The project entails four 3D printers in building GW2 being permanently in use for an estimated 120 hours. Piece by piece, the FabLab (Fabrication Laboratory) on the fourth floor is producing a three-dimensional model of the University campus. Once the printers have done their job it will be possible to actually feel and touch a perfect scale model of the University. It is planned that the sophisticatedly produced exhibit will be finished in time for OPEN CAMPUS on Saturday July 11, when it will be the showpiece in the Rectorate’s exhibition tent and used to exemplify the importance the University attaches to ‘diversity’, the guiding theme for the day.
Lars Grochla, a graduate of the University’s Digital Media program and volunteer in the FabLab Association, managed to complete the preparatory work just in time for OPEN CAMPUS. “We are very grateful to Professor Tobias Tkaczick in the Earth Sciences for all his help”, says Grochla. “Together with a group of students, he compiled the data forming the basis for the 3D animation of the campus”.

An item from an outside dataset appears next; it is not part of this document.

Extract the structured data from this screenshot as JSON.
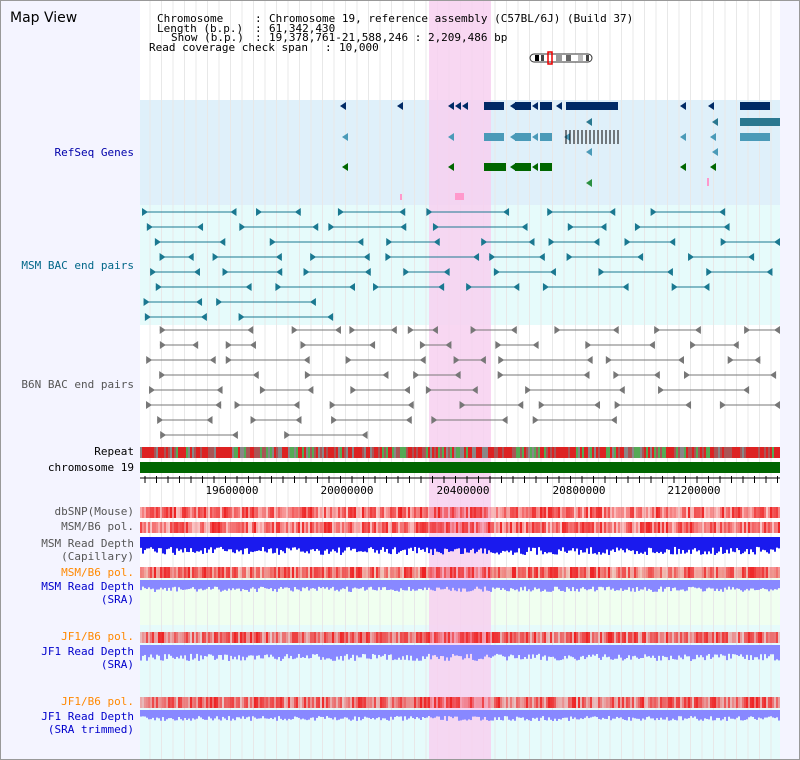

Everything in Bremen University red
The 20 campus buildings are being reproduced on the scale 1:100,000 in a form you can touch. The model includes familiar landmarks like the Drop Tower and the Universum. By OPEN CAMPUS day, all the individual components produced by the printers in 0.04 millimeter layers will have to be painstakingly put together in a night-and-day effort and fixed onto a meter-square base plate. The University administration building is already completed, and you can already touch the finely chased rows of windows. “We’re doing everything in Bremen University red”, says Grochla. The 3D printers produce the model buildings by spraying thin layers of PLA (polylactide) which is previously heated to a temperature of 220 degrees. He stresses that “We took particular care to use biologically degradable synthetic material comprising tactic acid molecules”.
A contribution to the concept of an ‘inclusive university’
Now the printers are humming over a comb-like blue print of the UFT building. The creator of this innovative model of the campus is confident it will be ready in time. On July 11 you will get your chance to actually feel and touch the University in the exhibition tent marked with the letter ‘I’, which denotes the Rectorate’s tent in Bibliotheksstraße. Professor Yasemin Karakaşoğlu, Vice Rectress for Internationality and Diversity, is particularly pleased with the touchable ‘eye-catcher’ she will be able to present on OPEN CAMPUS day. “In this way we want to convey the important role diversity plays at the University of Bremen. People with impaired sight will have the opportunity to explore the University by touch. Our aim is to be a university of equal opportunity, taking into account the varied prerequisites and needs of all the people who populate the campus so that everyone can develop their full potential. The scale model is intended to underscore this aspect, and above all to make it perceptible to the senses – and not only for persons with impaired sight.”